Solaris and High Wait I/O CPU
Given the fact that the application was running on a Solaris platform I looked at the vmstat history logs kept for just such an investigation. Per vmstat, for the time in question, there was plenty of idle cpu. Immediately, I thought this person must have been looking at the sar data on the machine in question. Sure enough, the sar data indicated a very low percentage of idle cpu. As you might have guessed, the percentage of time the system was waiting for I/O was rather large according to sar and, consequently, low idle time was being reported. I explained that it was typical for this system to run a high wait I/O percentage as reported by sar; after all, it is a database server with many processors. I also explained that low idle time as reported by sar does not necessarily mean a cpu bottleneck exists.

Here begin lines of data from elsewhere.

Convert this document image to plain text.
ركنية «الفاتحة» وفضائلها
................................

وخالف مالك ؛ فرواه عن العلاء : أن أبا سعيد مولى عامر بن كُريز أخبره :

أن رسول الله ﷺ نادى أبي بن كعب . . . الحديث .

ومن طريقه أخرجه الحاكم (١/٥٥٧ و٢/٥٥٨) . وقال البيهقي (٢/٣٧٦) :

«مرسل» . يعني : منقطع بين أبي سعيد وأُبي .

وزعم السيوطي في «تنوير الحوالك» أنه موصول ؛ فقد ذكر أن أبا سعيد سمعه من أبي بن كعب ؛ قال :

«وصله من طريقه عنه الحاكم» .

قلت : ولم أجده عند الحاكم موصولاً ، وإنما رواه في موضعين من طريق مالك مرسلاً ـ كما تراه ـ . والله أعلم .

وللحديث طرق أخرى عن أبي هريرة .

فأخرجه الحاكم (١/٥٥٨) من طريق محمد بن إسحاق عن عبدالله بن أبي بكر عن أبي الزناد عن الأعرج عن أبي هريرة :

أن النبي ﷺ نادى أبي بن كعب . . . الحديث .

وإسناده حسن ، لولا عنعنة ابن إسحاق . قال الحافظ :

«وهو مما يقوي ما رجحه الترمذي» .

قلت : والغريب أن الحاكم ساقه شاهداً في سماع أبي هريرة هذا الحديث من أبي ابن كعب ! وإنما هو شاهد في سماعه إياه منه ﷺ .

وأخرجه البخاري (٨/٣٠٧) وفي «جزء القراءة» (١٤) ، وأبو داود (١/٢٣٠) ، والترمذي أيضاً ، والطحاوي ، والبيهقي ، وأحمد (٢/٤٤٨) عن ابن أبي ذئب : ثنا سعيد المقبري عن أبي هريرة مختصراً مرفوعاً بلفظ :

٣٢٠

I remembered reading in Adrian Cockroft’s book, Sun Performance Tuning, that vmstat lumps wait I/O into idle time. So, naturally I was confident in my counter-assertion that our cpu utilization was just fine. I assuredly reached for my copy of the Sun Performance Tuning book to show where I had read this information years ago. I searched the index of the book and gave the book a cursory once-over to no avail. I started doubting whether I had reached for the wrong text! A bit frustrated I decide to perform a full book scan. Low and behold, I only got past two pages before my memory was vindicated. On page 3 it reads. “Whenever there are any blocked processes, all cpu idle time is treated as wait for I/O time! The vmstat command correctly includes wait for I/O in its idle value…” Viola!
The clock interrupt handler in the Solaris operating system runs every 10ms (or at least used to) to get cpu utilization information. It will search the state structure for each cpu and find that each cpu is in one of five states: user, system, idle, waiting for I/O or quiesced. Based on my understanding, the quiesced state is not really indicated by a value stored in a structure or variable associated with a cpu. It is simply the state when a cpu is not running user, system or idle threads and not waiting for I/O.
The point is, a high value for wait I/O generated from sar on a Solaris platform does not indicate a cpu bottleneck. Moreover, high wait I/O values do not necessarily indicate an I/O bottleneck. However, an I/O bottleneck could very easy manifest in high wait I/O percentages. You really need to look at your I/O service times to determine if the I/O subsystem is performing poorly.
For those wanting to know more on the algorithm used by Solaris to calculate idle and wait I/O cpu percentages read here. It is a bit dated, but describes how wait I/O is tallied in the Solaris operating system (at least in earlier versions). Interestingly enough this article cites Sun Performance Tuning, my trusty reference.